After the war, Champ Ferguson became one of only two Rebels to be tried and convicted of war crimes. He was charged with fifty-three counts of murder, although he claimed he killed over 100 soldiers and pro-Union civilians. He was hanged on October 20, 1865 in Nashville.

During the war, rumors abounded that Ferguson commited his atrocities to get revenge against the Union for the raping of his wife, Martha, and daughter, Ann, by Union soldiers, who supposedly then stripped them naked and made them run through the streets of Albany. However, during his testimony, Ferguson dismissed the story as untrue. There was also the rumor that he sought revenge on the Union for the murder of his son, but in reality Ferguson’s only son and his first wife, Eliza Smith, both died from disease in 1845. The tent meeting and subsequent encounters with the Evans brothers is what Ferguson himself testified to in court as being the real reason why he entered the war.
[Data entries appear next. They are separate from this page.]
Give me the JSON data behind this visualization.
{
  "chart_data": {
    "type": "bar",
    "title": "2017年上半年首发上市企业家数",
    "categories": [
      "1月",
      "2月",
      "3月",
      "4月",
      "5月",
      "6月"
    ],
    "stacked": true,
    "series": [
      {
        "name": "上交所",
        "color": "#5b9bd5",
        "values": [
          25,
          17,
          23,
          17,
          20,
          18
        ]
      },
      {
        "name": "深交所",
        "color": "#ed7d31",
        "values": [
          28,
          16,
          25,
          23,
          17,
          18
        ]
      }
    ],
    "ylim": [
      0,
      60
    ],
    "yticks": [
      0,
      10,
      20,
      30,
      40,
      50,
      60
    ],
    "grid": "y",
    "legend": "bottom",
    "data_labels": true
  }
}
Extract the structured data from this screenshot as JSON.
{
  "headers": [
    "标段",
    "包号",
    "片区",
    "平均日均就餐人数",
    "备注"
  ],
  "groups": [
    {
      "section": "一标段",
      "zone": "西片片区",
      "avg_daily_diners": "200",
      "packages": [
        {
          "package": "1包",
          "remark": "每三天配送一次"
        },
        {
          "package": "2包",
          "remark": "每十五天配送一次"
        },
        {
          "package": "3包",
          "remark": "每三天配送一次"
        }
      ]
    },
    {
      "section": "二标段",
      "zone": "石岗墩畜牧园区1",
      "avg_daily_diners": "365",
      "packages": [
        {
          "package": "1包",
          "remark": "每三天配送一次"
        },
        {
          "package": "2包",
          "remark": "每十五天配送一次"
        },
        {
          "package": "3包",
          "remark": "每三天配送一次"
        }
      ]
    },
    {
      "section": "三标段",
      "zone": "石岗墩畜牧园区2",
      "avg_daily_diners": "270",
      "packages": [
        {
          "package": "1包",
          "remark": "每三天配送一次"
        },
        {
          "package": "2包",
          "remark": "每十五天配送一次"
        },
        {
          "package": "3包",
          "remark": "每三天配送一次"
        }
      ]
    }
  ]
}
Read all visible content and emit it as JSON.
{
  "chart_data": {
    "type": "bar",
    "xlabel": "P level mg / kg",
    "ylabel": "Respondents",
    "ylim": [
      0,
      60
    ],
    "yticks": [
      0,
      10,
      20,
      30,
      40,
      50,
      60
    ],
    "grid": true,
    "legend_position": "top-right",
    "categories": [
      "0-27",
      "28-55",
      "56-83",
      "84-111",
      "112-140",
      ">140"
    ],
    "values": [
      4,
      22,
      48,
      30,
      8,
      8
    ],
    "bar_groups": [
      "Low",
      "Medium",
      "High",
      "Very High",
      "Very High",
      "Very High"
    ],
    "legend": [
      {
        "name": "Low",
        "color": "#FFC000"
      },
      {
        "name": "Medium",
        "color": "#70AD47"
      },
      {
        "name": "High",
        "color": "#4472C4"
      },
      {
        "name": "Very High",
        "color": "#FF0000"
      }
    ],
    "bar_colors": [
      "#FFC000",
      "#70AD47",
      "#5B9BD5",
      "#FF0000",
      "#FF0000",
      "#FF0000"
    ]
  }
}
By the way, Stokley Evans was shot and killed by unknown Confederate troops on August 3, 1862. Since his wife had just previously died during childbirth, their orphaned children who remained were sent to live with his sister, Amanda, and her husband, Pleas. On a personal note, just after the war, she became a member of my church, Clear Fork Baptist Church, but in 1968 she and fifty other members left to organize Beech Bottom Baptist Church.

On a more personal note, Pleas Beaty (short for Pleasant) was the nephew of Union guerilla Tinker Dave Beaty's father, George, who was my fourth great grandfather.